Monti: You know, I saw you do this when I was kid. I was so impressed, you know. You were so still and god-like. You know, it was at that moment that I knew I would be a dancer.
George, Sr.: Glad I could make a difference.
Narrator: Michael and Lindsay searched the crowd for their mother and Barry so they could revel in the public shaming they had engineered.
Michael: Mom, what the hell are you doing?
Narrator: But instead, they found her with Wayne.
Lucille: I don’t have to answer that.
Michael: I don’t know which one of you I’m more disappointed in. No, it’s Wayne. Wayne...!

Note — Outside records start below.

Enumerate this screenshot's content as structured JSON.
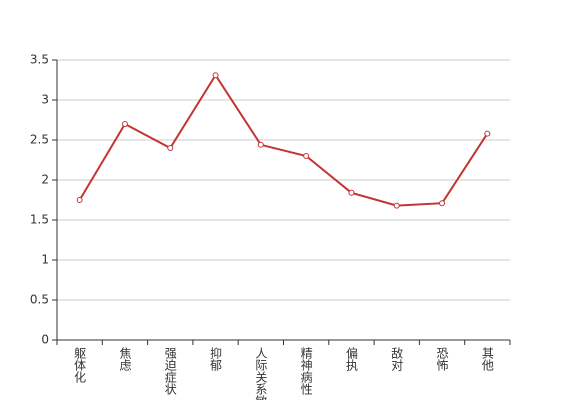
{
  "chart_data": {
    "type": "line",
    "categories": [
      "躯体化",
      "焦虑",
      "强迫症状",
      "抑郁",
      "人际关系敏感",
      "精神病性",
      "偏执",
      "敌对",
      "恐怖",
      "其他"
    ],
    "values": [
      1.75,
      2.7,
      2.4,
      3.31,
      2.44,
      2.3,
      1.84,
      1.68,
      1.71,
      2.58
    ],
    "color": "#c23531",
    "ylim": [
      0,
      3.5
    ],
    "yticks": [
      0,
      0.5,
      1,
      1.5,
      2,
      2.5,
      3,
      3.5
    ],
    "grid": true
  }
}
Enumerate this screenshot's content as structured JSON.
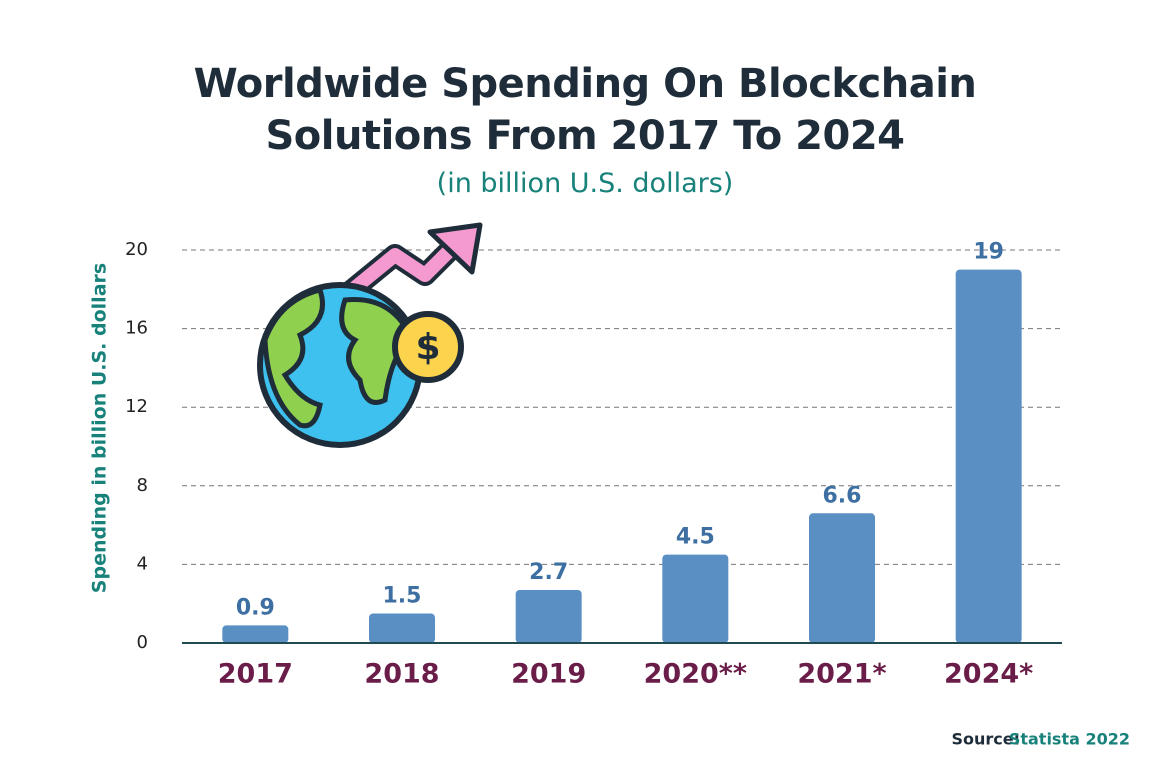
{
  "chart_data": {
    "type": "bar",
    "title": "Worldwide Spending On Blockchain Solutions From 2017 To 2024",
    "subtitle": "(in billion U.S. dollars)",
    "y_label": "Spending in billion U.S. dollars",
    "categories": [
      "2017",
      "2018",
      "2019",
      "2020**",
      "2021*",
      "2024*"
    ],
    "values": [
      0.9,
      1.5,
      2.7,
      4.5,
      6.6,
      19
    ],
    "color": "#5a8fc4",
    "ylim": [
      0,
      20
    ],
    "yticks": [
      0,
      4,
      8,
      12,
      16,
      20
    ],
    "grid": true,
    "source": {
      "label": "Source:",
      "name": "Statista 2022"
    }
  }
}
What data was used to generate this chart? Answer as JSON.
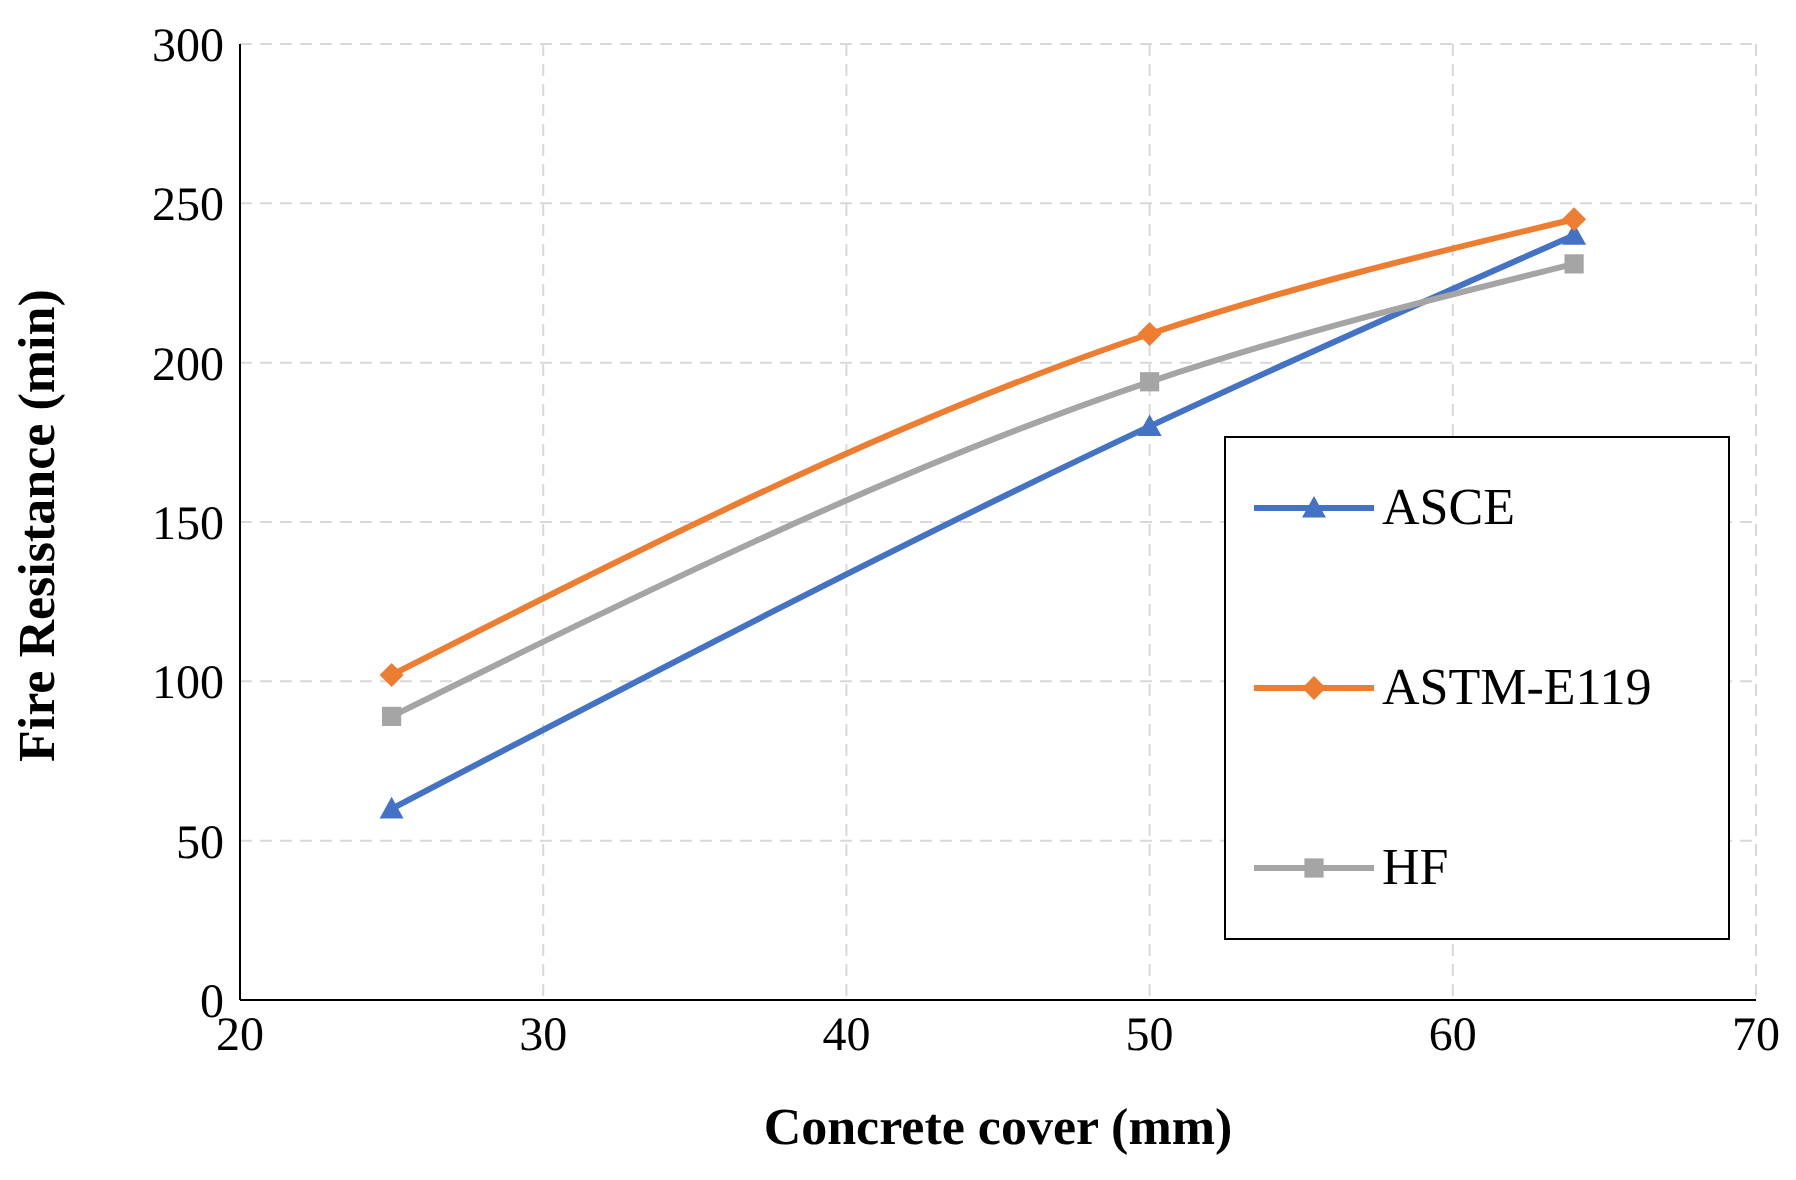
{
  "chart_data": {
    "type": "line",
    "xlabel": "Concrete cover (mm)",
    "ylabel": "Fire Resistance (min)",
    "x": [
      25,
      50,
      64
    ],
    "series": [
      {
        "name": "ASCE",
        "color": "#4472c4",
        "marker": "triangle",
        "values": [
          60,
          180,
          240
        ]
      },
      {
        "name": "ASTM-E119",
        "color": "#ed7d31",
        "marker": "diamond",
        "values": [
          102,
          209,
          245
        ]
      },
      {
        "name": "HF",
        "color": "#a5a5a5",
        "marker": "square",
        "values": [
          89,
          194,
          231
        ]
      }
    ],
    "xlim": [
      20,
      70
    ],
    "xticks": [
      20,
      30,
      40,
      50,
      60,
      70
    ],
    "ylim": [
      0,
      300
    ],
    "yticks": [
      0,
      50,
      100,
      150,
      200,
      250,
      300
    ],
    "grid": true,
    "legend": "right",
    "line_style": "solid"
  }
}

Wayne Jarvis: I have needs. I am a man!
Michael: Hey, watch...
Lucille: What’s the difference? Your father doesn’t care about me. Barry tells me he’s not even trying to get out of prison.
Lindsay: Mom, he’s here. Dad’s here.
Lucille: He’s here?
Lindsay: Yeah, he’s here.
Lucille: Why did you do this?
Lindsay: We were trying to teach you a lesson.
Lucille: You idiots. If he sees me with Wayne...
Michael: We’ll be stuck with Barry.
Wayne Jarvis: I shall duck behind that little garbage car.
Michael: Guy’s a pro.
Announcer: And now, ladies and gentlemen, Michelangelo’s The Creation of Adam.
Narrator: And George Michael made his debut...
Michael: Hey, that’s my... Yikes.
Narrator: ...breaking the pageant’s cardinal rule.
Man in Audience #1: How dare he!
Tobias: Oh, stop booing. There’s nothing wrong with it. There are dozens of us. Dozens!![]()
Narrator: Buster arrived with Lucille Austero and naturally assumed the yells of disgust were directed toward him.
Lucille 2: Buster, what is wrong with you?
Buster: What’s wrong with you?!
Lucille: Buster?
Buster: Oh, God. (Stammering.) I’m sorry, Lucille. (Moans.) Yeah, Lucille. Mom. I’m sorry!
Lucille 2: Man! That old lady has really done a number on you, hasn’t she?
Narrator: But George Michael wasn’t the only problem with the painting.
Woman in Audience #1: Where is God?
Woman in Audience #2: There is no God!
Lindsay: (Scoffs.) There goes my credit card payment.
Michael: Dad?! Dad! D...! Dad!
George, Sr.: Excuse me.
Michael: Dad! Hey, Dad, get back here!